Oh dear! Really what's happening here is people just slagging off any place where us young'uns go to have fun! Yes, we can get a little rowdy sometimes, but who didn't when they were young? Insted of slagging off all of these places where young people go, you should be happy it keeps us more or less in one place, instead of roaming the streets! For whoever is glad that the 'meatheads' dont turn up in Southover Street, it is terrible for drunks, youths and chavs with bottles of WKD! So really, you lot are just taking any chance to slag off the heart and soul of Brighton!

By Jasmine (11/12/2006)

I've written before, about St Luke's SeniorBoys School (how senior we were, having to leave school at 14, educated or not!). After working at Southdowns in Portslade for a couple of years, then at Crawley Aircraft, then as a Flight Engineer in the RAF, I returned to Brighton, living at home at 7 Firle Road, near the Racecourse. I went to work at what was then National House halfway down West Street, in 1946, and spent a lot of time after work in places like Sherry's where you could meet some nice young ladies and spend trhe evening dancing and drinking. West Street had a "bad" reputation then, but was in nothing like the state it is in now, according to your reporters.
I now live in New Jersey, but on a recent trip I was favourably impressed by the daytime activity up and down West Street, especially the pedestrian precincts.

By Robert E (Bob) Green (05/02/2007)

I just discovered this web site which has nudged some fond memories about the Court School of Dancing.
My friends and I started going there in the 1960s and then we went to a place called Alan Deans School of Dancing, which was the opposite side of the road to Courts. Can anyone remember Alan Deans?
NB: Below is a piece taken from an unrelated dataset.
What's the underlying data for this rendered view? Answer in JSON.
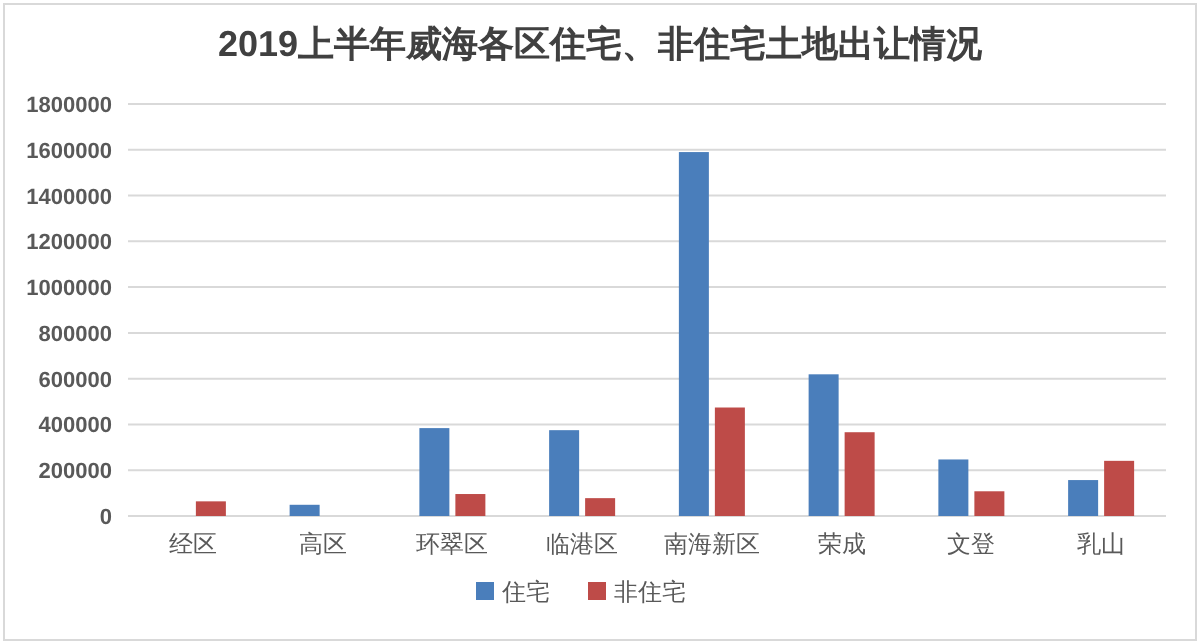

They played all the latest hit records and in intermission time they would teach ballroom dancing for 30 minutes, and that is where we really learnt to dance waltz and the quickstep etc.
This place soon became very popular, and we made many friends there, Roy McClennen, Ray Crisp, and especially Carol Milton. We had many good times there, Christmas time and New Years eve dances where fab. I think most of us graduated to the Regent ballroom which became the place to be with the big bands playing there, but also the pop groups too. Sad thing is now, lost touch with all these friends over the years, and still can't find them on friends reunited!

By Stephen Browne (06/04/2007)

Ian may well be right. If West Street is the destination for meat-heads, then things have not changed in several decades when I was a student also. West Street was, as I recall, always a very rough and rowdy place and avoided by many. It was the place that morons made for in order to provoke a fight. I am sad to hear that it appears to have retained its trouble spot image over time. In fact, I knew people who openly boasted of going down there for a fight on weekends and saw it as a sort of invisible medal that was pinned on their chest.

By Edward Castle-Herbert (11/05/2007)

I remember the Underground Club (now part of The Standard). Especially when it went back from being the Cavern, and Lowlife was the best night there at the end.

By Alex (05/09/2007)

No such thing as Topgirl. It's TopShop.

By Ella (02/07/2008)

I remember the Alan Dean School of Dancing. Joan and I got our bronze medals in ballroon dancing there in the late fifties. Great place. Some people are referring to the Court school of dancing next to the Astoria on London road. The name does ring a bell, but I remember our group playing for their graduation parties for a short while and I thought of it as the Arthur Murray School of dancing. Did it change names or are both names the same place?